Customer Success
The Climate Risk Group:
From Unpredictable AWS Bills to Bare Metal
"I tell people we moved off AWS, but that doesn't really capture it. We got a team that built us custom tooling, migrated our databases, deployed a private network, and responds on Slack within hours. AWS doesn't offer that at any price."
~ Tim McEwan, CTO, The Climate Risk Group
The Situation
The Climate Risk Group provides physical climate risk assessments to major global banks and governments. Their models analyse individual assets (harbours, buildings, critical infrastructure) against climate projections, producing detailed per-asset reports. The compute requirements are large and growing. The clients relying on these assessments expect the infrastructure behind them to be solid.
Their AWS setup had grown organically over several years: three separate EKS clusters across multiple sub-accounts, legacy servers, a managed database service, and configuration spread across multiple systems. Data scientists needed VMs for analysis work. The development team was already on Kubernetes but still early in adopting it. One engineer was managing all of it alongside other responsibilities.
Monthly AWS spend averaged $25,000, with unpredictable spikes. One EFS transfer event cost $20,000 over three days. Legacy on-demand instances for data science work added another $5-10k/month with no cost governance.

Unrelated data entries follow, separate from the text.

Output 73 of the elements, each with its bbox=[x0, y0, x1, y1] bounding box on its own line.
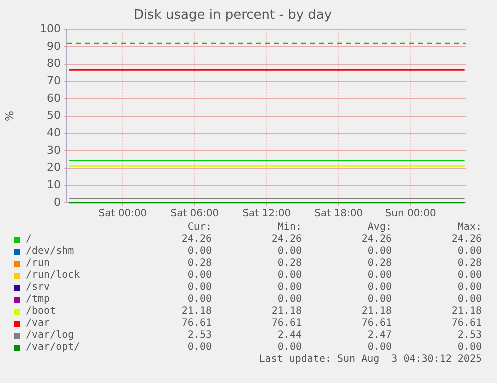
text: 2.44 bbox=[278, 330, 302, 342]
text: 0.28 bbox=[278, 258, 302, 270]
text: 0.00 bbox=[368, 246, 392, 258]
text: 0.00 bbox=[458, 294, 482, 306]
text: 0.00 bbox=[188, 270, 212, 282]
text: 0.28 bbox=[458, 258, 482, 270]
legend-label: /tmp bbox=[26, 294, 50, 306]
legend-label: /boot bbox=[26, 306, 56, 318]
text: 0.00 bbox=[188, 282, 212, 294]
y-tick-label: 10 bbox=[47, 178, 61, 192]
text: 0.00 bbox=[458, 342, 482, 354]
legend-label: /dev/shm bbox=[26, 246, 74, 258]
chart-title: Disk usage in percent - by day bbox=[134, 8, 332, 24]
y-tick-label: 100 bbox=[40, 22, 61, 36]
text: 76.61 bbox=[272, 318, 302, 330]
text: 0.00 bbox=[368, 270, 392, 282]
text: 2.53 bbox=[188, 330, 212, 342]
x-tick-label: Sat 06:00 bbox=[170, 208, 220, 220]
x-tick-label: Sat 18:00 bbox=[314, 208, 364, 220]
text: Cur: bbox=[188, 222, 212, 234]
text: 24.26 bbox=[182, 234, 212, 246]
legend-label: /var/opt/ bbox=[26, 342, 80, 354]
y-tick-label: 0 bbox=[54, 196, 61, 209]
legend-label: /srv bbox=[26, 282, 50, 294]
text: 0.00 bbox=[278, 270, 302, 282]
text: 24.26 bbox=[362, 234, 392, 246]
y-tick-label: 70 bbox=[47, 74, 61, 88]
text: Last update: Sun Aug 3 04:30:12 2025 bbox=[259, 354, 482, 366]
text: 0.00 bbox=[278, 342, 302, 354]
text: 0.00 bbox=[188, 294, 212, 306]
x-tick-label: Sun 00:00 bbox=[385, 208, 436, 220]
text: 0.00 bbox=[278, 282, 302, 294]
text: 76.61 bbox=[452, 318, 482, 330]
text: Max: bbox=[458, 222, 482, 234]
y-tick-label: 30 bbox=[47, 144, 61, 157]
x-tick-label: Sat 12:00 bbox=[242, 208, 292, 220]
y-tick-label: 40 bbox=[47, 126, 61, 140]
text: 0.00 bbox=[278, 294, 302, 306]
text: Min: bbox=[278, 222, 302, 234]
text: 0.00 bbox=[458, 246, 482, 258]
y-tick-label: 60 bbox=[47, 92, 61, 105]
text: 0.00 bbox=[458, 270, 482, 282]
text: 21.18 bbox=[362, 306, 392, 318]
text: 24.26 bbox=[272, 234, 302, 246]
text: 0.00 bbox=[368, 282, 392, 294]
text: 2.53 bbox=[458, 330, 482, 342]
legend-label: /run bbox=[26, 258, 50, 270]
legend-label: /run/lock bbox=[26, 270, 80, 282]
text: 2.47 bbox=[368, 330, 392, 342]
text: 0.00 bbox=[278, 246, 302, 258]
y-tick-label: 90 bbox=[47, 40, 61, 53]
text: 76.61 bbox=[182, 318, 212, 330]
text: 76.61 bbox=[362, 318, 392, 330]
legend-label: / bbox=[26, 234, 32, 246]
legend-label: /var bbox=[26, 318, 50, 330]
text: 0.00 bbox=[368, 342, 392, 354]
legend-label: /var/log bbox=[26, 330, 74, 342]
y-tick-label: 80 bbox=[47, 57, 61, 70]
text: 0.00 bbox=[188, 246, 212, 258]
text: 0.28 bbox=[368, 258, 392, 270]
text: 0.00 bbox=[188, 342, 212, 354]
text: 21.18 bbox=[452, 306, 482, 318]
text: 0.00 bbox=[368, 294, 392, 306]
text: 24.26 bbox=[452, 234, 482, 246]
x-tick-label: Sat 00:00 bbox=[98, 208, 148, 220]
y-tick-label: 50 bbox=[47, 109, 61, 122]
text: 21.18 bbox=[182, 306, 212, 318]
text: 0.00 bbox=[458, 282, 482, 294]
y-tick-label: 20 bbox=[47, 161, 61, 174]
text: 21.18 bbox=[272, 306, 302, 318]
text: Avg: bbox=[368, 222, 392, 234]
text: 0.28 bbox=[188, 258, 212, 270]
y-axis-title: % bbox=[3, 111, 16, 122]
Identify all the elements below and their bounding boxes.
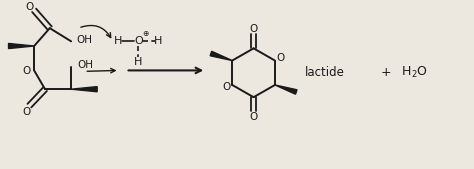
- Text: 2: 2: [411, 70, 417, 79]
- Text: H: H: [402, 65, 411, 78]
- Polygon shape: [71, 87, 97, 92]
- Text: O: O: [22, 66, 30, 76]
- Text: H: H: [134, 57, 143, 67]
- Text: O: O: [222, 82, 231, 92]
- Text: O: O: [276, 53, 285, 63]
- Polygon shape: [210, 51, 232, 61]
- Text: O: O: [416, 65, 426, 78]
- Text: ⊕: ⊕: [142, 29, 148, 38]
- Text: H: H: [154, 36, 163, 46]
- Text: O: O: [22, 107, 31, 117]
- Text: O: O: [249, 24, 258, 34]
- Text: H: H: [114, 36, 123, 46]
- Text: OH: OH: [76, 35, 92, 45]
- Text: O: O: [134, 36, 143, 46]
- Polygon shape: [9, 43, 34, 49]
- Polygon shape: [275, 85, 297, 94]
- Text: O: O: [26, 2, 34, 12]
- Text: lactide: lactide: [305, 66, 345, 79]
- Text: OH: OH: [77, 60, 93, 70]
- Text: O: O: [249, 112, 258, 122]
- Text: +: +: [381, 66, 392, 79]
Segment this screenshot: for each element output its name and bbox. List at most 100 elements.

The Climate Risk Group needed a partner to take ownership of the infrastructure, not just advise on it.
What We Built
We migrated The Climate Risk Group from three separate AWS clusters to a single multi-AZ bare-metal cluster in Germany, running our full managed Kubernetes stack. The cluster is logically separated into production, QA, and development environments. The migration was phased over four months: QA first, then production, then development. Billing started when workloads were running.
Production workloads get scheduling priority; data analysis workloads use spare capacity when available.
Storage
We deployed a dedicated object storage cluster and JuiceFS as a POSIX-compatible
shared filesystem, replacing AWS S3, Cloudflare R2, and EFS. The object
storage cluster benchmarks at 200 Gbps aggregate throughput handling
50,000 requests per second. At sustained throughput, the equivalent S3 GET request
volume alone would cost ~$55,700 USD per month on AWS. On bare metal, the cost
is fixed.
Data scientist VMs
The Climate Risk Group's data scientists need full Linux VMs for analysis work. On AWS, these were
expensive on-demand instances with no cost governance. We moved them into the
cluster using KubeVirt and built a custom Kubernetes operator and CLI in Rust
to manage the full VM lifecycle: provisioning, networking, resizing, monitoring,
and shutdown. Their team provisions VMs through the CLI. Each VM automatically
connects to their private Tailscale mesh network, powered by the open-source Headscale project.
Database
We migrated The Climate Risk Group's databases off a managed database vendor into in-cluster
PostgreSQL. Every database runs as a primary/replica pair with snapshot backups
and point-in-time recovery, with 2-4x the resources of the managed instances they replaced.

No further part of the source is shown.